Exhibition "The Space Between Us": fashion shoot for "Polska" magazine taken among forms designed by Stanisław Zamecznik, 1966, photo: E. Kossakowski / Museum of Modern Art in Warsaw archive
The "Warsaw under Construction" urban design festival, organised for the second time by the Museum of Modern Art in Warsaw, attempts to describe the character of modern Warsaw and its function as an urban centre
What does a modern Warsaw mean? Who would a modern Warsaw be for? How do you live in a city, what do you use it for, why do we need a city at all?
The second annual "Warsaw under Construction" festival lasts throughout October. During the festival, Warsaw's Museum of Modern Art becomes a meeting hub for creative minds to work together to create the type of city its residents want. The museum has invited everyone - from Warsaw NGOs, municipal activists to designers, architects, artists, journalists, and sociologists - to participate in debates and projects.
Over seven events are planned, beginning with the inaugural Moon Ride on October 2 at 19:00 on the Defilad Square which features Warsaw cyclists generating enough energy to light up a Moon-like balloon. Exhibitions, workshops, lectures, film screenings, and trips are also on the programme, along with a and open sessions series for Warsaw residents to present their own idea of what Warsaw should be like in ten minutes or less.
Architecture exhibitions will be put on in five different points of the city. The work of Arseniusz Romanowicz, designer of Warsaw's modern train stations, will be on view October 1-31, 2010, at the Warszawa-Powiśle train station. The prewar villa on 4 Frascati Street will show an exhibition on the architect Karol Schayer, its designer, who immigrated to Beirut after 1945 to design 140 of the city's ultramodern buildings that lend this Mediterranean Metropolis and its modernist face (October 17-31).
Additionally, the "PRL ™" / "PPR ™" at the Museum of Technology (October 15 - November 15), offers a fascinating exhibit about the export of Polish architecture and urban planning to Africa and the near East in the 1960s and 1970s. An especially interesting project is an exhibition called "The Space Between Us" (SARP Pavilion, 1 Foksal Street, October 7-31) devoted to Stanisław Zamecznik, a Warsaw architect whose work is a precursor of exhibition designs that shaped an entire epoch of Polish exhibitions.
The common denominator of all festival exhibitions is a modern vision of architecture being the result of a comprehensive urban concept. However, is comprehensive planning still possible or useful in modern times? This is another question that the exhibition "Warsaw under Construction" will attempt to answer. Kazuyo Sejima, Japanese architect and winner of this year's Pritzker Prize (a.k.a. the architectural Nobel) will talk about the contemporary understanding of architecture. Her acclaimed projects, such as New York's New Museum or the 21st-Century Art Museum in Kanazawa, Japan are a lethal blow to the iconic, extravagant, and excessively expressive architecture fashionable in recent decades. Sejima's nearly transparent architecture is more for living than just looking. Meanwhile, daily life in the big city is another important theme of the "Warsaw under Construction" festival.

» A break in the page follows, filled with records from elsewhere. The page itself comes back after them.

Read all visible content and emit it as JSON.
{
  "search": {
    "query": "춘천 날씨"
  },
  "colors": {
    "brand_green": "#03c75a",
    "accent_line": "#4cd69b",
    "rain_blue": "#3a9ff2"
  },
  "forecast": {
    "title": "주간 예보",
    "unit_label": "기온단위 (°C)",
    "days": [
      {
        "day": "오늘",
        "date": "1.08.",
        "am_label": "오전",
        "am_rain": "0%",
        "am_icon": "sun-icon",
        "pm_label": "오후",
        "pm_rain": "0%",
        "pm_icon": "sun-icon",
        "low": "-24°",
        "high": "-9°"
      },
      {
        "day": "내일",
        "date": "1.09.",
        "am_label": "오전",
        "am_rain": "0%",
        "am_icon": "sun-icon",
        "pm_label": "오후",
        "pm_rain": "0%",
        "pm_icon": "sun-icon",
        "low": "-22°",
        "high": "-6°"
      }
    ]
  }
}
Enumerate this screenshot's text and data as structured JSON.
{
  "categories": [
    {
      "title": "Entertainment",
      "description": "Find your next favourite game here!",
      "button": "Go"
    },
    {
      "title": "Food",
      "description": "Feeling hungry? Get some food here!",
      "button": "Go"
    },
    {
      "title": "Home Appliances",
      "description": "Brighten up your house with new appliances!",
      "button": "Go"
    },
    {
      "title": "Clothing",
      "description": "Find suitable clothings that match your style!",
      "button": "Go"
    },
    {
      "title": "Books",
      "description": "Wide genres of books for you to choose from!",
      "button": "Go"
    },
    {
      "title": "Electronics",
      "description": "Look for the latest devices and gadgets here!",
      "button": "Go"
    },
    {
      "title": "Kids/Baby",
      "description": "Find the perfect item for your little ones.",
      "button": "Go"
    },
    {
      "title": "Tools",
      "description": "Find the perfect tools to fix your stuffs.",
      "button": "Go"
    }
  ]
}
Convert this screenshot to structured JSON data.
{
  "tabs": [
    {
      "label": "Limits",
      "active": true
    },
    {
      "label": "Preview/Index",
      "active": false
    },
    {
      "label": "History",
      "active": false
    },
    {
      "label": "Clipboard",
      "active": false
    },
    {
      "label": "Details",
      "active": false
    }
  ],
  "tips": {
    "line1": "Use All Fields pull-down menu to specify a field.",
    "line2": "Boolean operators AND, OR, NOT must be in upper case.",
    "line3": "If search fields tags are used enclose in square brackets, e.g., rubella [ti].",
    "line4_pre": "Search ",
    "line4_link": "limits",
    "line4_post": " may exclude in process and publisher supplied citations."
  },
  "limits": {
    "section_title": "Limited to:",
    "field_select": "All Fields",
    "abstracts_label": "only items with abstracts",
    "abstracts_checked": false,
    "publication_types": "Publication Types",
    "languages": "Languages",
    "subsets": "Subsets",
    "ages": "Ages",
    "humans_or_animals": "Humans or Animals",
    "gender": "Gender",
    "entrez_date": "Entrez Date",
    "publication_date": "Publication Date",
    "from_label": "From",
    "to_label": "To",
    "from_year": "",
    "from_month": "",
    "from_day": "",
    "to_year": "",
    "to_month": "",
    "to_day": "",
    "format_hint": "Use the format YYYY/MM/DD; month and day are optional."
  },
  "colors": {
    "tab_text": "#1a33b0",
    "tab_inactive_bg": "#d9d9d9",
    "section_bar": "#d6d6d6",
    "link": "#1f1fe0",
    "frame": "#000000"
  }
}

In the big city, everyone is a designer of their daily life, even their menu. That is why the "Warsaw under Construction" festival includes cooking workshops and debates about gastronomy. Access to inexpensive and healthy food and the proper place of Warsaw's bazaars in the social and economic landscape are the subject of debates and one of the "Proposition" sections. Another Proposition section is devoted to the limits on individual freedom in the city, such as a meeting called "Grass" - why we are/aren't allowed to sit on it, what we are/aren't allowed to drink, smoke and why.
Enjoying the public sphere is the theme of activities by three young London architectural firms, Common Office, Dallas Pierce Quintero and Office for Subversive Architecture. Their project, collectively entitled simply Pleasure will be implemented in the area of Warsaw's Rotunda, in the Pasaż Wiecha and the underground parts of Warsaw's Central Train Station.
A look at Warsaw from the outside in, as by the young British architects, provides an opportunity to notice universal problems experienced by all metropolises. The "Warsaw under Construction" Festival is an opportunity to learn about the experiences of others and acquire knowledge about big-city phenomena. That is the reason the festival invited so many guests from abroad and grouped their appearances in two thematic weekend sessions, to be held in the Museum's auditorium.
Expert knowledge, exchange of information, cooperation in the form of workshops and debates - the "Warsaw under Construction" Festival offers the residents of Warsaw tools to seek out their city's modern identity. This search is the foundation of the Museum of Modern Art's mission, a museum that has modernity in its name, is being built in Warsaw, for Warsaw and its residents, and its building on the central Defilad Square will be one of the most visible symbols of a new chapter of the city's history.
"Warsaw under Construction 2" Festival runs from October 1-31, 2010.